Alternative ingredients
- Replace mayonnaise with Greek yoghurt or sour cream for a tangier flavour. Or use a combination of any of these options. Greek yoghurt and sour cream will not be as smooth as mayonnaise.
- Using other pickled ingredients such as capers, pickled onions or even pickled jalapeños help to break through the creaminess of the dressing. Be wary of using too much.
- Different ingredients can be used for acidity than just lemon juice and Dijon mustard. These can include apple cider vinegar and lime juice.
- This recipe opts for a simple potato seasoning but more exciting combinations including oregano and thyme are suitable too.
- There is also a lot of freedom for toppings. Feta or parmesan, crumbled goat cheese, blue cheese, or toasted nuts like almonds or walnuts for added texture all work well.
- Honey can be used instead of maple syrup but will have a slightly more pronounced sweetness.
Storage instructions
Store the crispy potatoes and dressing separately to prevent the potatoes from getting soggy. Keep the potatoes and dressing in airtight containers.
- Refrigeration: The potatoes can be stored in the fridge for up to 3 days. The dressing can be refrigerated for up to 5 days. If the salad is already dressed, leftovers in an airtight container will last for up to 1 day. Keep in mind that the potatoes will soften over time.

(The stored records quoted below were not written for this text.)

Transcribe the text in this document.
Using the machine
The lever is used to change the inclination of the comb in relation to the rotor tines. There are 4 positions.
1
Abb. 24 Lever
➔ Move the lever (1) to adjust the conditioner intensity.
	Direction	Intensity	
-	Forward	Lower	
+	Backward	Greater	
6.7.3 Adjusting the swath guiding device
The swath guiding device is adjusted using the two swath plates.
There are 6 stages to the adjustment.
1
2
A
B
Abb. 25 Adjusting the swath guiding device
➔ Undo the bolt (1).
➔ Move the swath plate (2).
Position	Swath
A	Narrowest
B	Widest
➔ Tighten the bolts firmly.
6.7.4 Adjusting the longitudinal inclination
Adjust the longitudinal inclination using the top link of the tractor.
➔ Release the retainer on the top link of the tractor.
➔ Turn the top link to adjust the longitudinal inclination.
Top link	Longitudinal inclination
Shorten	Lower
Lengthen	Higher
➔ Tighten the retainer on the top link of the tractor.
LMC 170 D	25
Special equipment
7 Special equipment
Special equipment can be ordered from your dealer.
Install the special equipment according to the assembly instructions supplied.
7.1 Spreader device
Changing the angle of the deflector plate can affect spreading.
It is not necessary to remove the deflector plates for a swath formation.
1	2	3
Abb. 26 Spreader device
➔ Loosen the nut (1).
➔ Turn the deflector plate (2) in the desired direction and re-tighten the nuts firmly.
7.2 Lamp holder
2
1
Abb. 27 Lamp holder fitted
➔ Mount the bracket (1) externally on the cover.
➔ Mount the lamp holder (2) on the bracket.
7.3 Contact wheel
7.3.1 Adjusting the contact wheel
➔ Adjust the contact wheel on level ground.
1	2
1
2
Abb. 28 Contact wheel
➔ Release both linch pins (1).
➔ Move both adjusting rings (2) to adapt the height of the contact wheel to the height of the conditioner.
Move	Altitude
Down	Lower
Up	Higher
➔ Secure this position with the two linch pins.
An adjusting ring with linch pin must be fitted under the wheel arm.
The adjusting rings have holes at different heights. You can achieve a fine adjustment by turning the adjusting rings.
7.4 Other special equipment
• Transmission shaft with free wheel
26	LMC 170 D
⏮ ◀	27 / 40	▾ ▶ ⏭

- Freezing: While the fully assembled salad doesn’t freeze well, you can freeze the smashed potatoes after roasting. Avoid freezing the dressing as it may separate.
Re-heating instructions
The dressing should not be re-heated as it will break down.
- Oven: Re-heat the potatoes from the fridge or directly from frozen. Cook at 200°C for 5–10 minutes to restore crispiness. Stir or shake the dressing well before using and combine with the re-heated potatoes.
Nutrition and dietary facts
Vegetarian
(Per serving) Calories: 174kcal (8%), Protein: 4.3g (7%), Fat: 3.1g (4%), Saturated fat: 0.4g (3%), Carbohydrates: 32.4g (12%), Sugars: 1.8g (7%), Fibre: 4.5g (15%)
Note: The nutritional information provided for this recipe is an estimate based on ingredients and cooking instructions as described - it is intended for informational purposes only.